Keywords: Dynamical Systems, Multi-Agent Reinforcement Learning, Temporal-Difference Learning, Partial Observability
TL;DR: To bridge complex systems science and multi-agent machine learning we present a mathematically efficient description of multi-agent reinforcement learning under partial observability as a deterministic dynamical system.
Abstract: Complex adaptive systems occur in all domains across all scales, from cells to societies. The question, however, of how the various forms of collective behavior can emerge from individual behavior and feedback to influence those individuals remains open. Complex systems theory focuses on emerging patterns from deliberately simple individuals. Fields such as machine learning and cognitive science emphasize individual capabilities without considering the collective level much.
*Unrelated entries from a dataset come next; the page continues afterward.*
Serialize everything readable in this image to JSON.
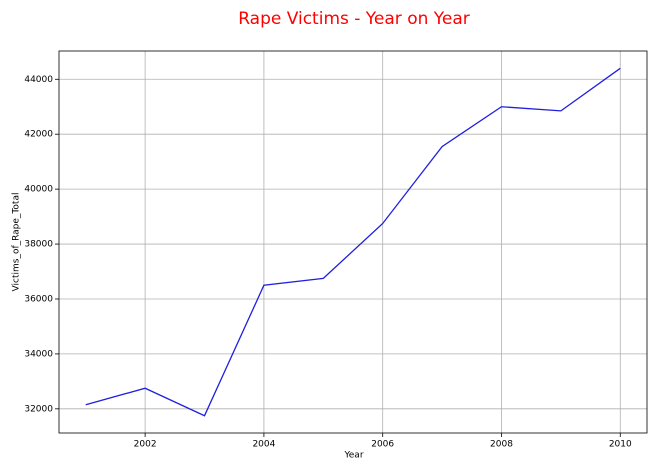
{
  "chart_data": {
    "type": "line",
    "title": "Rape Victims - Year on Year",
    "xlabel": "Year",
    "ylabel": "Victims_of_Rape_Total",
    "x": [
      2001,
      2002,
      2003,
      2004,
      2005,
      2006,
      2007,
      2008,
      2009,
      2010
    ],
    "series": [
      {
        "name": "Victims_of_Rape_Total",
        "color": "#1f1fe0",
        "values": [
          32150,
          32750,
          31750,
          36500,
          36750,
          38750,
          41550,
          43000,
          42850,
          44400
        ]
      }
    ],
    "xlim": [
      2000.55,
      2010.45
    ],
    "xticks": [
      2002,
      2004,
      2006,
      2008,
      2010
    ],
    "ylim": [
      31120,
      45030
    ],
    "yticks": [
      32000,
      34000,
      36000,
      38000,
      40000,
      42000,
      44000
    ],
    "grid": true,
    "title_color": "#ff0000"
  }
}
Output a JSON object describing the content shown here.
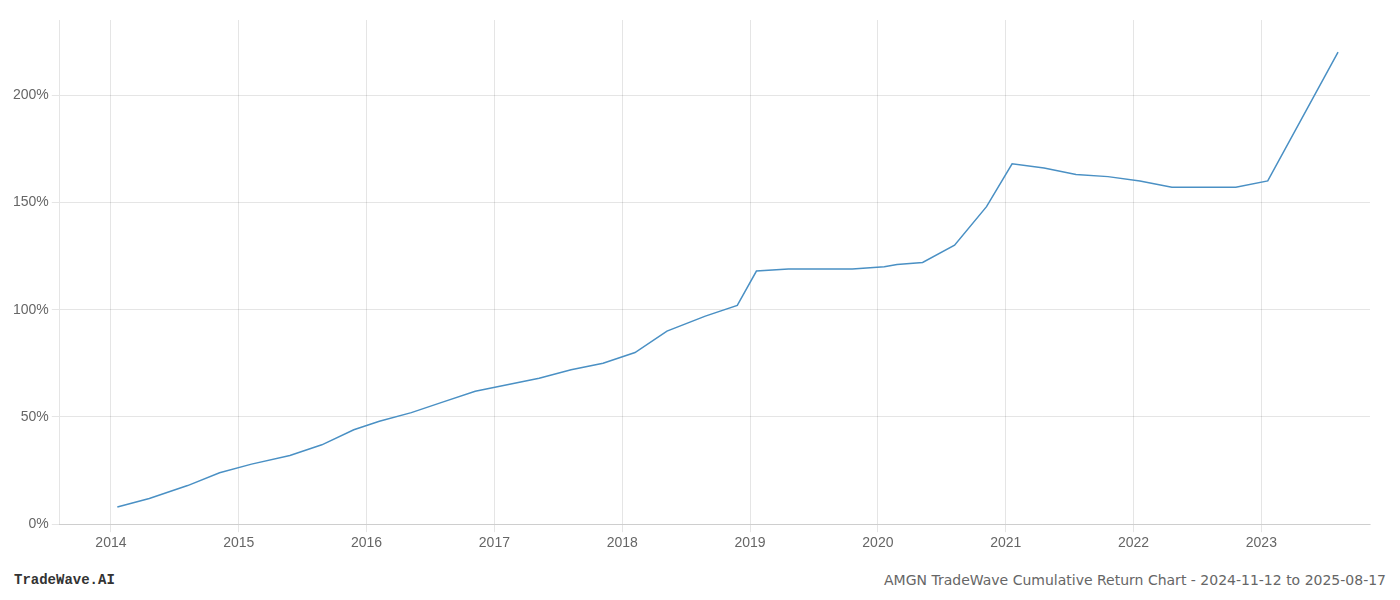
{
  "chart_data": {
    "type": "line",
    "x": [
      2014.05,
      2014.3,
      2014.6,
      2014.85,
      2015.1,
      2015.4,
      2015.65,
      2015.9,
      2016.1,
      2016.35,
      2016.6,
      2016.85,
      2017.1,
      2017.35,
      2017.6,
      2017.85,
      2018.1,
      2018.35,
      2018.65,
      2018.9,
      2019.05,
      2019.3,
      2019.55,
      2019.8,
      2020.05,
      2020.15,
      2020.35,
      2020.6,
      2020.85,
      2021.05,
      2021.3,
      2021.55,
      2021.8,
      2022.05,
      2022.3,
      2022.55,
      2022.8,
      2023.05,
      2023.6
    ],
    "values": [
      8,
      12,
      18,
      24,
      28,
      32,
      37,
      44,
      48,
      52,
      57,
      62,
      65,
      68,
      72,
      75,
      80,
      90,
      97,
      102,
      118,
      119,
      119,
      119,
      120,
      121,
      122,
      130,
      148,
      168,
      166,
      163,
      162,
      160,
      157,
      157,
      157,
      160,
      220
    ],
    "color": "#4a90c4",
    "xlim": [
      2013.6,
      2023.85
    ],
    "xticks": [
      2014,
      2015,
      2016,
      2017,
      2018,
      2019,
      2020,
      2021,
      2022,
      2023
    ],
    "ylim": [
      0,
      235
    ],
    "yticks": [
      {
        "value": 0,
        "label": "0%"
      },
      {
        "value": 50,
        "label": "50%"
      },
      {
        "value": 100,
        "label": "100%"
      },
      {
        "value": 150,
        "label": "150%"
      },
      {
        "value": 200,
        "label": "200%"
      }
    ],
    "grid": true,
    "annotations": [
      "TradeWave.AI",
      "AMGN TradeWave Cumulative Return Chart - 2024-11-12 to 2025-08-17"
    ]
  }
}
To date, however, little work went into modeling the effects of changing and uncertain environments on emergent collective behavior from individually self-learning agents. To this end, we derive and present deterministic memory mean-field temporal-difference reinforcement learning dynamics where the agents only partially observe the actual state of the environment. This paper aims to obtain an efficient mathematical description of the emergent behavior of biologically plausible and parsimonious learning agents for the typical case of environmental and perceptual uncertainty. We showcase the broad applicability of our dynamics across different classes of agent-environment systems, highlight emergent effects caused by partial observability and show how our method enables the application of dynamical systems theory to partially observable multi-agent learning. The presented dynamics have the potential to become a formal yet practical, lightweight, and robust tool for researchers in biology, social science, and machine learning to systematically investigate the effects of interacting partially observant agents.